3. User Interaction Flow

  1. The user opens the application in their browser.
  2. The user uploads one or more log files. The application immediately processes them, parses timestamps, and displays a merged, time-sorted view of all log entries in a table.
  3. The filenames appear in a dropdown. The user can select a file from this dropdown to manage its specific filters.
  4. When a file is selected, its associated filters are displayed in the "Applied Filters" list.
  5. To filter a log, the user selects the corresponding file, defines a filter (e.g., "Include Text", "Exclude Regex"), and clicks "Add Filter".

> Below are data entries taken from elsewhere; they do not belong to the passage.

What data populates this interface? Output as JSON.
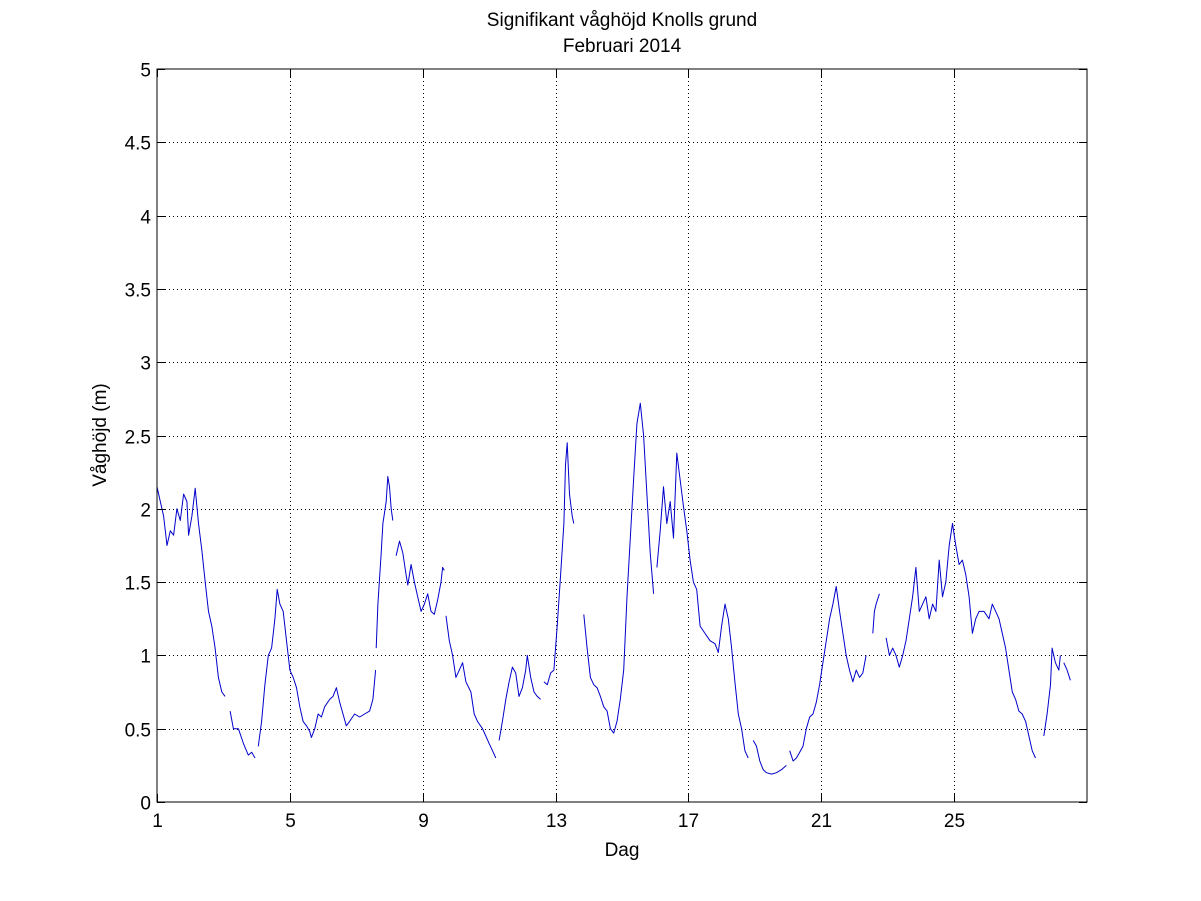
{
  "chart_data": {
    "type": "line",
    "title": "Signifikant våghöjd Knolls grund",
    "subtitle": "Februari 2014",
    "xlabel": "Dag",
    "ylabel": "Våghöjd (m)",
    "xlim": [
      1,
      29
    ],
    "ylim": [
      0,
      5
    ],
    "xticks": [
      1,
      5,
      9,
      13,
      17,
      21,
      25
    ],
    "yticks": [
      0,
      0.5,
      1,
      1.5,
      2,
      2.5,
      3,
      3.5,
      4,
      4.5,
      5
    ],
    "xtick_labels": [
      "1",
      "5",
      "9",
      "13",
      "17",
      "21",
      "25"
    ],
    "ytick_labels": [
      "0",
      "0.5",
      "1",
      "1.5",
      "2",
      "2.5",
      "3",
      "3.5",
      "4",
      "4.5",
      "5"
    ],
    "grid": true,
    "line_color": "#0000cc",
    "series": [
      {
        "segments": [
          [
            [
              1.0,
              2.15
            ],
            [
              1.1,
              2.05
            ],
            [
              1.2,
              1.95
            ],
            [
              1.3,
              1.75
            ],
            [
              1.4,
              1.85
            ],
            [
              1.5,
              1.82
            ],
            [
              1.6,
              2.0
            ],
            [
              1.7,
              1.92
            ],
            [
              1.8,
              2.1
            ],
            [
              1.9,
              2.05
            ],
            [
              1.95,
              1.82
            ],
            [
              2.05,
              1.95
            ],
            [
              2.15,
              2.14
            ],
            [
              2.25,
              1.9
            ],
            [
              2.35,
              1.72
            ],
            [
              2.45,
              1.5
            ],
            [
              2.55,
              1.3
            ],
            [
              2.65,
              1.2
            ],
            [
              2.75,
              1.05
            ],
            [
              2.85,
              0.85
            ],
            [
              2.95,
              0.75
            ],
            [
              3.05,
              0.72
            ]
          ],
          [
            [
              3.2,
              0.62
            ],
            [
              3.3,
              0.5
            ],
            [
              3.45,
              0.5
            ],
            [
              3.6,
              0.4
            ],
            [
              3.75,
              0.32
            ],
            [
              3.85,
              0.34
            ],
            [
              3.95,
              0.3
            ]
          ],
          [
            [
              4.05,
              0.38
            ],
            [
              4.15,
              0.55
            ],
            [
              4.25,
              0.8
            ],
            [
              4.35,
              1.0
            ],
            [
              4.45,
              1.05
            ],
            [
              4.55,
              1.25
            ],
            [
              4.62,
              1.45
            ],
            [
              4.7,
              1.35
            ],
            [
              4.8,
              1.3
            ],
            [
              4.9,
              1.1
            ],
            [
              5.0,
              0.9
            ],
            [
              5.1,
              0.85
            ],
            [
              5.2,
              0.78
            ],
            [
              5.3,
              0.65
            ],
            [
              5.4,
              0.55
            ],
            [
              5.5,
              0.52
            ],
            [
              5.6,
              0.48
            ],
            [
              5.65,
              0.44
            ],
            [
              5.75,
              0.5
            ],
            [
              5.85,
              0.6
            ],
            [
              5.95,
              0.58
            ],
            [
              6.05,
              0.65
            ],
            [
              6.2,
              0.7
            ],
            [
              6.3,
              0.72
            ],
            [
              6.4,
              0.78
            ],
            [
              6.5,
              0.68
            ],
            [
              6.6,
              0.6
            ],
            [
              6.7,
              0.52
            ],
            [
              6.8,
              0.55
            ],
            [
              6.95,
              0.6
            ],
            [
              7.1,
              0.58
            ],
            [
              7.25,
              0.6
            ],
            [
              7.4,
              0.62
            ],
            [
              7.5,
              0.7
            ],
            [
              7.58,
              0.9
            ]
          ],
          [
            [
              7.6,
              1.05
            ],
            [
              7.65,
              1.35
            ],
            [
              7.75,
              1.7
            ],
            [
              7.8,
              1.9
            ],
            [
              7.9,
              2.05
            ],
            [
              7.95,
              2.22
            ],
            [
              8.0,
              2.15
            ],
            [
              8.05,
              2.0
            ],
            [
              8.1,
              1.92
            ]
          ],
          [
            [
              8.2,
              1.68
            ],
            [
              8.3,
              1.78
            ],
            [
              8.4,
              1.7
            ],
            [
              8.5,
              1.55
            ],
            [
              8.55,
              1.48
            ],
            [
              8.65,
              1.62
            ],
            [
              8.75,
              1.5
            ],
            [
              8.85,
              1.4
            ],
            [
              8.95,
              1.3
            ],
            [
              9.05,
              1.35
            ],
            [
              9.15,
              1.42
            ],
            [
              9.25,
              1.3
            ],
            [
              9.35,
              1.28
            ],
            [
              9.45,
              1.38
            ],
            [
              9.55,
              1.5
            ],
            [
              9.6,
              1.6
            ],
            [
              9.65,
              1.58
            ]
          ],
          [
            [
              9.7,
              1.27
            ],
            [
              9.8,
              1.1
            ],
            [
              9.9,
              1.0
            ],
            [
              10.0,
              0.85
            ],
            [
              10.1,
              0.9
            ],
            [
              10.2,
              0.95
            ],
            [
              10.3,
              0.82
            ],
            [
              10.45,
              0.75
            ],
            [
              10.55,
              0.6
            ],
            [
              10.65,
              0.55
            ],
            [
              10.8,
              0.5
            ],
            [
              10.9,
              0.45
            ],
            [
              11.0,
              0.4
            ],
            [
              11.1,
              0.35
            ],
            [
              11.2,
              0.3
            ]
          ],
          [
            [
              11.3,
              0.42
            ],
            [
              11.4,
              0.55
            ],
            [
              11.5,
              0.7
            ],
            [
              11.6,
              0.82
            ],
            [
              11.7,
              0.92
            ],
            [
              11.8,
              0.88
            ],
            [
              11.9,
              0.72
            ],
            [
              12.0,
              0.78
            ],
            [
              12.1,
              0.9
            ],
            [
              12.15,
              1.0
            ],
            [
              12.25,
              0.85
            ],
            [
              12.35,
              0.75
            ],
            [
              12.45,
              0.72
            ],
            [
              12.55,
              0.7
            ]
          ],
          [
            [
              12.65,
              0.82
            ],
            [
              12.75,
              0.8
            ],
            [
              12.85,
              0.88
            ],
            [
              12.95,
              0.9
            ],
            [
              13.05,
              1.2
            ],
            [
              13.15,
              1.55
            ],
            [
              13.25,
              1.9
            ],
            [
              13.3,
              2.3
            ],
            [
              13.35,
              2.45
            ],
            [
              13.42,
              2.1
            ],
            [
              13.5,
              1.95
            ],
            [
              13.55,
              1.9
            ]
          ],
          [
            [
              13.85,
              1.28
            ],
            [
              13.95,
              1.05
            ],
            [
              14.05,
              0.85
            ],
            [
              14.15,
              0.8
            ],
            [
              14.25,
              0.78
            ],
            [
              14.35,
              0.72
            ],
            [
              14.45,
              0.65
            ],
            [
              14.55,
              0.62
            ],
            [
              14.65,
              0.5
            ],
            [
              14.75,
              0.47
            ],
            [
              14.85,
              0.55
            ],
            [
              14.95,
              0.7
            ],
            [
              15.05,
              0.9
            ],
            [
              15.15,
              1.4
            ],
            [
              15.25,
              1.8
            ],
            [
              15.35,
              2.2
            ],
            [
              15.45,
              2.58
            ],
            [
              15.55,
              2.72
            ],
            [
              15.65,
              2.5
            ],
            [
              15.75,
              2.1
            ],
            [
              15.85,
              1.7
            ],
            [
              15.95,
              1.42
            ]
          ],
          [
            [
              16.05,
              1.6
            ],
            [
              16.15,
              1.85
            ],
            [
              16.25,
              2.15
            ],
            [
              16.35,
              1.9
            ],
            [
              16.45,
              2.05
            ],
            [
              16.55,
              1.8
            ],
            [
              16.65,
              2.38
            ],
            [
              16.75,
              2.2
            ],
            [
              16.85,
              2.02
            ],
            [
              16.95,
              1.85
            ],
            [
              17.05,
              1.65
            ],
            [
              17.15,
              1.5
            ],
            [
              17.25,
              1.45
            ],
            [
              17.35,
              1.2
            ],
            [
              17.5,
              1.15
            ],
            [
              17.65,
              1.1
            ],
            [
              17.8,
              1.08
            ],
            [
              17.9,
              1.02
            ],
            [
              18.0,
              1.2
            ],
            [
              18.1,
              1.35
            ],
            [
              18.2,
              1.25
            ],
            [
              18.3,
              1.05
            ],
            [
              18.4,
              0.82
            ],
            [
              18.5,
              0.6
            ],
            [
              18.6,
              0.5
            ],
            [
              18.7,
              0.35
            ],
            [
              18.8,
              0.3
            ]
          ],
          [
            [
              18.95,
              0.42
            ],
            [
              19.05,
              0.38
            ],
            [
              19.15,
              0.28
            ],
            [
              19.25,
              0.22
            ],
            [
              19.35,
              0.2
            ],
            [
              19.5,
              0.19
            ],
            [
              19.65,
              0.2
            ],
            [
              19.8,
              0.22
            ],
            [
              19.95,
              0.25
            ]
          ],
          [
            [
              20.05,
              0.35
            ],
            [
              20.15,
              0.28
            ],
            [
              20.25,
              0.3
            ],
            [
              20.35,
              0.34
            ],
            [
              20.45,
              0.38
            ],
            [
              20.55,
              0.5
            ],
            [
              20.65,
              0.58
            ],
            [
              20.75,
              0.6
            ],
            [
              20.85,
              0.68
            ],
            [
              20.95,
              0.8
            ],
            [
              21.05,
              0.95
            ],
            [
              21.15,
              1.1
            ],
            [
              21.25,
              1.25
            ],
            [
              21.35,
              1.35
            ],
            [
              21.45,
              1.47
            ],
            [
              21.55,
              1.3
            ],
            [
              21.65,
              1.15
            ],
            [
              21.75,
              1.0
            ],
            [
              21.85,
              0.9
            ],
            [
              21.95,
              0.82
            ],
            [
              22.05,
              0.9
            ],
            [
              22.15,
              0.85
            ],
            [
              22.25,
              0.88
            ],
            [
              22.35,
              1.0
            ]
          ],
          [
            [
              22.55,
              1.15
            ],
            [
              22.6,
              1.3
            ],
            [
              22.65,
              1.35
            ],
            [
              22.75,
              1.42
            ]
          ],
          [
            [
              22.95,
              1.12
            ],
            [
              23.05,
              1.0
            ],
            [
              23.15,
              1.05
            ],
            [
              23.25,
              1.0
            ],
            [
              23.35,
              0.92
            ],
            [
              23.45,
              1.0
            ],
            [
              23.55,
              1.1
            ],
            [
              23.65,
              1.25
            ],
            [
              23.75,
              1.4
            ],
            [
              23.85,
              1.6
            ],
            [
              23.95,
              1.3
            ],
            [
              24.05,
              1.35
            ],
            [
              24.15,
              1.4
            ],
            [
              24.25,
              1.25
            ],
            [
              24.35,
              1.35
            ],
            [
              24.45,
              1.3
            ],
            [
              24.55,
              1.65
            ],
            [
              24.65,
              1.4
            ],
            [
              24.75,
              1.5
            ],
            [
              24.85,
              1.75
            ],
            [
              24.95,
              1.9
            ],
            [
              25.05,
              1.75
            ],
            [
              25.15,
              1.62
            ],
            [
              25.25,
              1.65
            ],
            [
              25.35,
              1.55
            ],
            [
              25.45,
              1.4
            ],
            [
              25.55,
              1.15
            ],
            [
              25.65,
              1.25
            ],
            [
              25.75,
              1.3
            ],
            [
              25.9,
              1.3
            ],
            [
              26.05,
              1.25
            ],
            [
              26.15,
              1.35
            ],
            [
              26.25,
              1.3
            ],
            [
              26.35,
              1.25
            ],
            [
              26.45,
              1.15
            ],
            [
              26.55,
              1.05
            ],
            [
              26.65,
              0.9
            ],
            [
              26.75,
              0.75
            ],
            [
              26.85,
              0.7
            ],
            [
              26.95,
              0.62
            ],
            [
              27.05,
              0.6
            ],
            [
              27.15,
              0.55
            ],
            [
              27.25,
              0.45
            ],
            [
              27.35,
              0.35
            ],
            [
              27.45,
              0.3
            ]
          ],
          [
            [
              27.7,
              0.45
            ],
            [
              27.8,
              0.6
            ],
            [
              27.9,
              0.8
            ],
            [
              27.95,
              1.05
            ],
            [
              28.05,
              0.95
            ],
            [
              28.15,
              0.9
            ],
            [
              28.2,
              1.0
            ]
          ],
          [
            [
              28.3,
              0.95
            ],
            [
              28.4,
              0.9
            ],
            [
              28.5,
              0.83
            ]
          ]
        ]
      }
    ]
  }
}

  6. The filter is added to the selected file's filter list, and the main log table automatically updates to reflect the change.
  7. The user can add multiple filters to each file. Filters are applied sequentially.
  8. The user can reorder or remove filters for the selected file, and the view will update accordingly.
  9. The user can save the filter set for a selected file to a JSON file for later use.
  10. The user can load a saved filter set and apply it to the selected file.
  11. The user can click the "?" button for help with writing regular expressions.
  12. The user can save the currently displayed merged and filtered log content to a text file at any time.

This design provides a powerful and interactive way to analyze multiple log files simultaneously in a unified, time-ordered view.